More than 200 healthcare professionals, students and patients are expected to join other advocates in Chicago on Saturday to protest against the projected loss of health coverage for millions if the Republican replacement bill for the Affordable Care Act becomes law.
The event marks the second such demonstration this year organized by a group of Northwestern University medical students, who will be joined by other medical students from across the city to oppose the proposed ACA repeal and its potential impact on patients.
The protest will include staging a die-in for 24 seconds to represent the 24 million individuals the Congressional Budget Office projected will lose coverage by 2026 under the American Health Care Act.
“We think that having the Affordable Care Act repealed without having an adequate replacement puts our patients at risk, especially our most vulnerable patients,” said Apoorva Ram, a first-year medical student and one of the organizers of the event. “Having health insurance coverage really is a life-or-death situation.”

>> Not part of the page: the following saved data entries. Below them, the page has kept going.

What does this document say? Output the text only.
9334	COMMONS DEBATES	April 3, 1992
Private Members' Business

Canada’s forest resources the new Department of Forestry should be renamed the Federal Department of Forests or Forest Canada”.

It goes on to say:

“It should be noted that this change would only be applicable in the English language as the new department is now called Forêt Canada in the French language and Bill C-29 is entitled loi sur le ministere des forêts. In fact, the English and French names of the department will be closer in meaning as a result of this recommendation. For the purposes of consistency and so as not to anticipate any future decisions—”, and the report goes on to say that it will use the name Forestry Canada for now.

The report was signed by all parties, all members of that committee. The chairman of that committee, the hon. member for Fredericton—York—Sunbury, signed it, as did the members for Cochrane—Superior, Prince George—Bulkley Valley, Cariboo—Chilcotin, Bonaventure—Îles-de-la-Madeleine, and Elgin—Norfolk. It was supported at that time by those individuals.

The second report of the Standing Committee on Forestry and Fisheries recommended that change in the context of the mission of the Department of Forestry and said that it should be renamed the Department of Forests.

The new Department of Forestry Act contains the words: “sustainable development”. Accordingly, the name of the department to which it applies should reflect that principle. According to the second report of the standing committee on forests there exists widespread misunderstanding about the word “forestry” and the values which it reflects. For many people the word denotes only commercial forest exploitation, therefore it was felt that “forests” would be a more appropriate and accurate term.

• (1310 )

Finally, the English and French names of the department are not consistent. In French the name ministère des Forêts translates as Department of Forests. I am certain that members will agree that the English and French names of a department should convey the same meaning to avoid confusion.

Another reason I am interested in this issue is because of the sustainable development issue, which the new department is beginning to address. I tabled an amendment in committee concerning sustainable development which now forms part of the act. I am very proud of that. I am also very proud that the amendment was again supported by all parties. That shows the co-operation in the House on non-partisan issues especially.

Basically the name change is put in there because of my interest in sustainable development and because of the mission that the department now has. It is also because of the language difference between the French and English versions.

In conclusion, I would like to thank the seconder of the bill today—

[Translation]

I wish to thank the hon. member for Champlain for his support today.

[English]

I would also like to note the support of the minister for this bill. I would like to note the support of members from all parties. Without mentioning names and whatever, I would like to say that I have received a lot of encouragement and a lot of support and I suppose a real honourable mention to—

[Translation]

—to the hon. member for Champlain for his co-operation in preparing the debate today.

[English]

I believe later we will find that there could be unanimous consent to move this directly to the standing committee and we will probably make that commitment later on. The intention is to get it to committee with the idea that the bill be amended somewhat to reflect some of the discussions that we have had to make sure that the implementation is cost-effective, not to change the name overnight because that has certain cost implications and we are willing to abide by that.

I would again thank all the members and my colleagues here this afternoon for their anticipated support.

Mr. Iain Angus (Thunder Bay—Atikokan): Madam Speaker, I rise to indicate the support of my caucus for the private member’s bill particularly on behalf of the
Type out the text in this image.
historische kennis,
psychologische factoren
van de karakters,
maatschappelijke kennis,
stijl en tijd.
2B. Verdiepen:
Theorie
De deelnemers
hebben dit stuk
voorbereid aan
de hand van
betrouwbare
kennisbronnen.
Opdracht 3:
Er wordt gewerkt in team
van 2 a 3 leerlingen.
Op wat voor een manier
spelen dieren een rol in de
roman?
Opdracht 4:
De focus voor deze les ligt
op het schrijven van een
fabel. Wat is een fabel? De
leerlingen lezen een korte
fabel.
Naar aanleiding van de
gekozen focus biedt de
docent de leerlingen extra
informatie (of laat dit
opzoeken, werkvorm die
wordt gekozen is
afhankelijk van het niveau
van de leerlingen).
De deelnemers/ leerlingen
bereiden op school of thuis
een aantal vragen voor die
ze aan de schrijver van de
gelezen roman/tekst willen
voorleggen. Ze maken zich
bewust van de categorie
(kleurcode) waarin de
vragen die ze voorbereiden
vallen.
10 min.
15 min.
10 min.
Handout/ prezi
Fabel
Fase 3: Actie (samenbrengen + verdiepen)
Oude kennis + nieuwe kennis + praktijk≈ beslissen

The event is similar to other types of political demonstrations held by health professionals throughout the country in recent months in opposition to the Trump administration's positions on several issues.
More than 4,800 physicians signed a letter in December expressing their opposition to the American Medical Association's decision to endorse Trump's pick of Rep. Tom Price to become HHS secretary. As of January, more than 6,400 physicians have signed onto the letter.
In January, hundreds of medical students in several cities held a national protest against efforts to repeal the ACA. Last month, many of the nation's leading medical organizations railed against Trump's Jan. 27 executive order temporarily barring people from seven Muslim-majority countries from entering the U.S.
Many of these actions have been led by young physicians and medical students.
“As our generation of medical students grows into becoming doctors, we are being taught to advocate for our patients,” Ram said. “And right now is a time when that is being tested to see whether we really can advocate for our patients in a way that's going to make change.”